Vi racconto ruspe, ramoscelli d’ulivo e occhi da cerbiatto che pullulano a Palazzo Chigi (mentre Bruxelles picchia sull’Italia)

Che cosa succede fra Giuseppe Conte, Luigi Di Maio e Matteo Salvini a Palazzo Chigi? I Graffi di Damato

Incalzato nella Piazza pulita di Corrado Formigli dallo stesso conduttore, che giustamente diffidava di trovarsi di fronte ad un genio incompreso della politica e dell’economia, l’unico ad avere ragione di fronte ad una comunità di istituzioni internazionali e nazionali scettiche o decisamente critiche delle ricette gialloverdi per mettere finalmente le ali all’Italia, il vice presidente grillino del Consiglio Luigi Di Maio se l’è cavata non male, ma malissimo.

Non gli è mai mancato il sorriso, in verità, e neppure la tendenza a qualche battuta spiritosa, mai comunque paragonabile al modello andreottiano troppo generosamente attribuitogli in un libro qualche mese fa addirittura dal direttore del Corriere della Sera Luciano Fontana. Che Iddio lo perdoni, visto che non lo avrà sicuramente fatto il “divo Giulio” dalla nuvoletta assegnatagli nello spazio. Ma oltre ai sorrisi e alle battute il giovane capo delle cinque stesse non è andato.
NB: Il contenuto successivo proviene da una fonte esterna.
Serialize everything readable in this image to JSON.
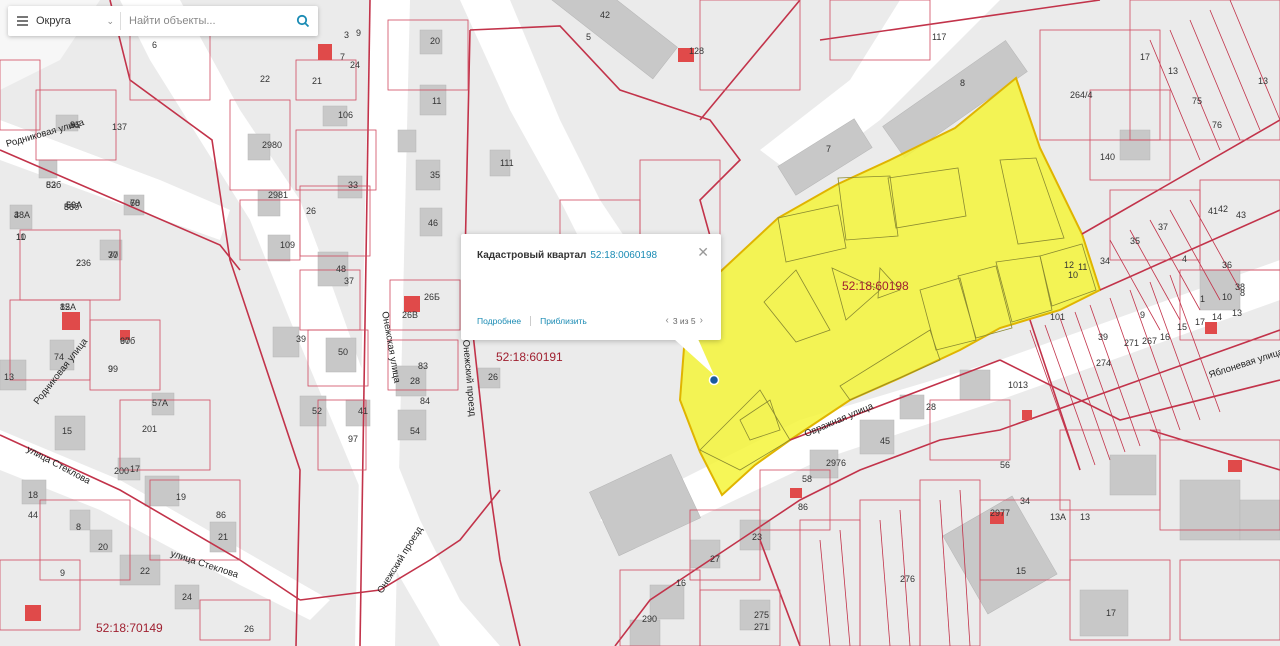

Ogni volta che le domande di Formigli si facevano stringenti, Di Maio offriva alla telecamera più che la voce i suoi occhi, ritenendo forse che potessero e dovessero bastare a procurargli benevolenza. D’altronde Bruno Vespa, ancora più generoso di Luciano Fontana, nel suo solito libro di fine anno, promosso su tutte le reti televisive, pubbliche e private, li ha paragonati a quelli espressivi e simpatici di un cerbiatto.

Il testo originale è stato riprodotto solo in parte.